Cataloging Information
Fire & Fuels Modeling
Fuel Descriptions
Background
Fuel moisture content is a key driver of fuel flammability and subsequent fire activity and behavior worldwide. Dead fuels passively exchange moisture with the atmosphere while live fuel moisture is confounded by a mixture of seasonal carbon and water cycle dynamics. Despite the significance of live fuel moisture content (LFMC) on wildland fire potential, attempts to model its variations seasonally and between species are often inconclusive or unsuccessful.
Results
Here we present a mechanistic LFMC model that uses easily measured live fuel physiological and morphological traits that are rooted in either plant ecophysiology or combustion science. These traits serve as proxies for important components of the seasonal water and carbon cycle or they capture inter-species plant morphology variations.

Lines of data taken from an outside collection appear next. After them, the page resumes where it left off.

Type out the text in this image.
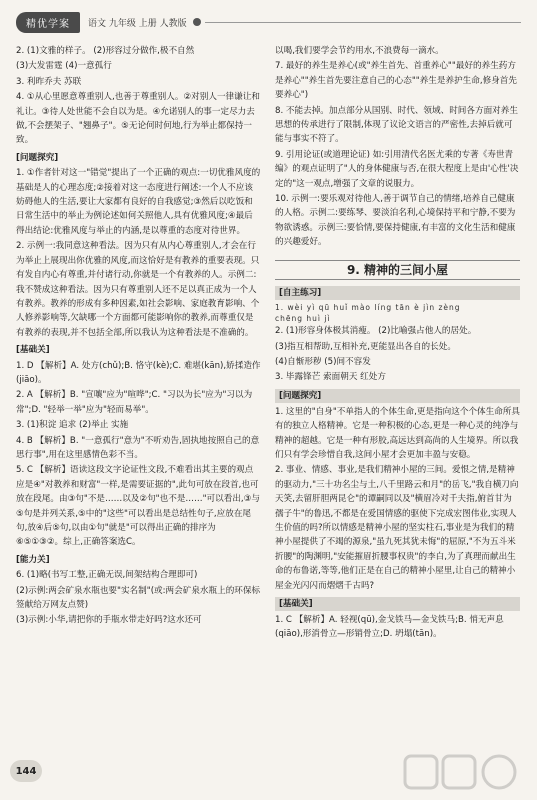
精优学案	语文 九年级 上册 人教版

2. (1)文雅的样子。 (2)形容过分做作,极不自然

(3)大发雷霆 (4)一意孤行

3. 利昨乔夫 苏联

4. ①从心里愿意尊重别人,也善于尊重别人。②对别人一律谦让和礼让。③待人处世能不会自以为是。④允诺别人的事一定尽力去做,不会摆架子、"翘鼻子"。⑤无论何时何地,行为举止都保持一致。

[问题探究]

1. ①作者针对这一"错觉"提出了一个正确的观点:一切优雅风度的基础是人的心理态度;②接着对这一态度进行阐述:一个人不应该妨碍他人的生活,要让大家都有良好的自我感觉;③然后以吃饭和日常生活中的举止为例论述如何关照他人,具有优雅风度;④最后得出结论:优雅风度与举止的内涵,是以尊重的态度对待世界。

2. 示例一:我同意这种看法。因为只有从内心尊重别人,才会在行为举止上展现出你优雅的风度,而这恰好是有教养的重要表现。只有发自内心有尊重,并付诸行动,你就是一个有教养的人。示例二:我不赞成这种看法。因为只有尊重别人还不足以真正成为一个人有教养。教养的形成有多种因素,如社会影响、家庭教育影响、个人修养影响等,欠缺哪一个方面都可能影响你的教养,而尊重仅是有教养的表现,并不包括全部,所以我认为这种看法是不准确的。

[基础关]

1. D 【解析】A. 处方(chǔ);B. 恪守(kè);C. 难堪(kān),娇揉造作(jiāo)。

2. A 【解析】B. "宣嚷"应为"喧哗";C. "习以为长"应为"习以为常";D. "轻举一举"应为"轻而易举"。

3. (1)积淀 追求 (2)举止 实施

4. B 【解析】B. "一意孤行"意为"不听劝告,固执地按照自己的意思行事",用在这里感情色彩不当。

5. C 【解析】语读这段文字论证性文段,不难看出其主要的观点应是④"对教养和财富"一样,是需要证据的",此句可放在段首,也可放在段尾。由③句"不是……以及②句"也不是……"可以看出,③与⑤句是并列关系,⑤中的"这些"可以看出是总结性句子,应放在尾句,放④后⑤句,以由①句"就是"可以得出正确的排序为⑥⑤①③②。综上,正确答案选C。

[能力关]

6. (1)略(书写工整,正确无误,间架结构合理即可)

(2)示例:两会矿泉水瓶也要"实名制"(或:两会矿泉水瓶上的环保标签献给万网友点赞)

(3)示例:小华,请把你的手瓶水带走好吗?这水还可

以喝,我们要学会节约用水,不浪费每一滴水。

7. 最好的养生是养心(或"养生首先、首重养心""最好的养生药方是养心""养生首先要注意自己的心态""养生是养护生命,修身首先要养心")

8. 不能去掉。加点部分从国别、时代、领域、时间各方面对养生思想的传承进行了限制,体现了议论文语言的严密性,去掉后就可能与事实不符了。

9. 引用论证(或道理论证) 如:引用清代名医尤乘的专著《寿世青编》的观点证明了"人的身体健康与否,在很大程度上是由'心性'决定的"这一观点,增强了文章的说服力。

10. 示例一:要乐观对待他人,善于调节自己的情绪,培养自己健康的人格。示例二:要练琴、要淡泊名利,心境保持平和宁静,不要为物欲诱惑。示例三:要恰情,要保持健康,有丰富的文化生活和健康的兴趣爱好。

9. 精神的三间小屋
[自主练习]
1. wèi yì qū huǐ mào líng tān è jìn zèng
chēng huì jì

2. (1)形容身体极其消瘦。 (2)比喻强占他人的居处。

(3)指互相帮助,互相补充,更能显出各自的长处。

(4)自惭形秽 (5)间不容发

3. 毕露锋芒 索面朝天 红处方

[问题探究]

1. 这里的"自身"不单指人的个体生命,更是指向这个个体生命所具有的独立人格精神。它是一种积极的心态,更是一种心灵的纯净与精神的超越。它是一种有形胶,高远达到高尚的人生境界。所以我们只有学会珍惜自我,这间小屋才会更加丰盈与安稳。

2. 事业、情感、事业,是我们精神小屋的三间。爱恨之情,是精神的驱动力,"三十功名尘与土,八千里路云和月"的岳飞,"我自横刀向天笑,去留肝胆两昆仑"的谭嗣同以及"横眉冷对千夫指,俯首甘为孺子牛"的鲁迅,不都是在爱国情感的驱使下完成宏图伟业,实现人生价值的吗?所以情感是精神小屋的坚实柱石,事业是为我们的精神小屋提供了不竭的源泉,"虽九死其犹未悔"的屈原,"不为五斗米折腰"的陶渊明,"安能摧眉折腰事权贵"的李白,为了真理而献出生命的布鲁诺,等等,他们正是在自己的精神小屋里,让自己的精神小屋金光闪闪而熠熠千古吗?

[基础关]

1. C 【解析】A. 轻视(qū),金戈铁马—金戈铁马;B. 悄无声息(qiāo),形消骨立—形销骨立;D. 坍塌(tān)。

144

The model decomposes LFMC based into leaf mass area (LMA), relative water content (RWC), surface-area-to-volume ratio (SAV), and the volumetric saturated water holding capacity (κ). We test 10 simplifications or variations of the mechanistic model using combinations of fixed and time-varying inputs of the four variables. A simplified mechanistic model version that uses the time-varying RWC and LMA with foliage age class-specific SAV and κ medians accounted for most of the seasonal variation in Douglas fir LFMC across two growing seasons (r2=0.91, MAE = 12.9%). Further, this same model applied to 11 Intermountain Western US conifers adequately captured the seasonality and inter-species differences in live fuel moisture dynamics across an entire growing season and foliage age classes (r2=0.89, MAE = 12.5%).
Conclusions
This pyroecophysiology-based approach to live fuel moisture content modeling provides a more robust way to characterize seasonal variations in both fuel availability and water stress while building on decades of plant ecophysiology and combustion research. The model can be used to more appropriately represent live fuels in process-based models, it can be used to better parameterize multi-dimensional fire behavior models to represent the combined effects of biomass and moisture variations on live fuel flammability, and it can improve our ability to more accurately monitor live fuel variations with remote sensing. This new model harmonizes decades of disparate live fuel moisture research and lays a foundation for more fruitful live fuel dynamics explorations worldwide.